According to Paul Hemp in Avatar-Based Marketing on-line worlds are the next frontier for marketers, both in the virtual worlds themselves and the avatars (identities) that users adopt in those worlds.
Some quotes:
many of Second Life’s 100,000 or so residents are highly involved with this place. And that
makes it potentially a dream marketing venue. Instead of targeting passive eyeballs, marketers here have the opportunity to interact with engaged minds. Commerce is already an integral part of Second Life. Residents spend—in Linden dollars, the local currency, available at in-world ATMs—the equivalent of $5 million a month on resident-to-resident transactions for in-world products and services. Certainly, introducing real-world brands, in some form or another, is a logical next step…
By
some estimates, more than 10 million people spend $10 to $15 a month to subscribe to online role-playing environments, with the number of subscribers doubling every year.
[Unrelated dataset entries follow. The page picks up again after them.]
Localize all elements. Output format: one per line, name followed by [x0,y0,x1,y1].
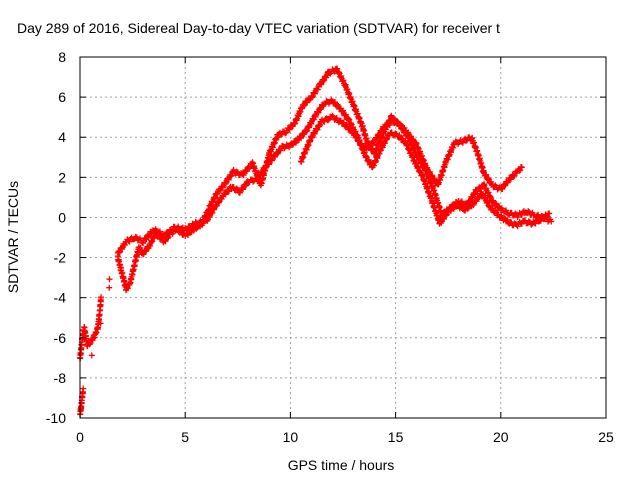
series-0 [77,65,555,362]
chart-title: Day 289 of 2016, Sidereal Day-to-day VTE… [17,20,500,36]
y-tick-label: -2 [54,250,67,266]
y-tick-label: 4 [58,129,66,145]
series-markers [297,112,525,193]
y-tick-label: 2 [58,169,66,185]
x-tick-label: 20 [493,429,509,445]
series-markers [77,65,555,362]
y-tick-label: 0 [58,209,66,225]
y-tick-label: 6 [58,89,66,105]
x-tick-label: 5 [181,429,189,445]
y-tick-label: -6 [54,330,67,346]
x-axis-label: GPS time / hours [288,457,395,473]
data-points [77,65,555,418]
x-tick-label: 0 [76,429,84,445]
y-tick-label: -4 [54,290,67,306]
x-tick-label: 25 [598,429,614,445]
x-tick-labels: 0 5 10 15 20 25 [76,429,614,445]
y-axis-label: SDTVAR / TECUs [5,181,21,293]
y-tick-label: 8 [58,49,66,65]
series-2 [297,112,525,193]
axis-ticks [79,56,607,419]
x-tick-label: 15 [388,429,404,445]
y-tick-label: -10 [46,410,66,426]
y-tick-label: -8 [54,370,67,386]
x-tick-label: 10 [283,429,299,445]
plot-frame [79,56,607,419]
y-tick-labels: -10 -8 -6 -4 -2 0 2 4 6 8 [46,49,66,426]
Millions more enter free sites, some of them sponsored by companies as brand-building initiatives. Many users spend upward of 40 hours a week in these worlds. And as the technology improves over the next decade, virtual worlds may well eclipse film, TV, and non–role-playing computer games as a form of entertainment. That’s because, instead of watching someone else’s story unfold in front of them on a screen, users in these worlds create and live out their own stories.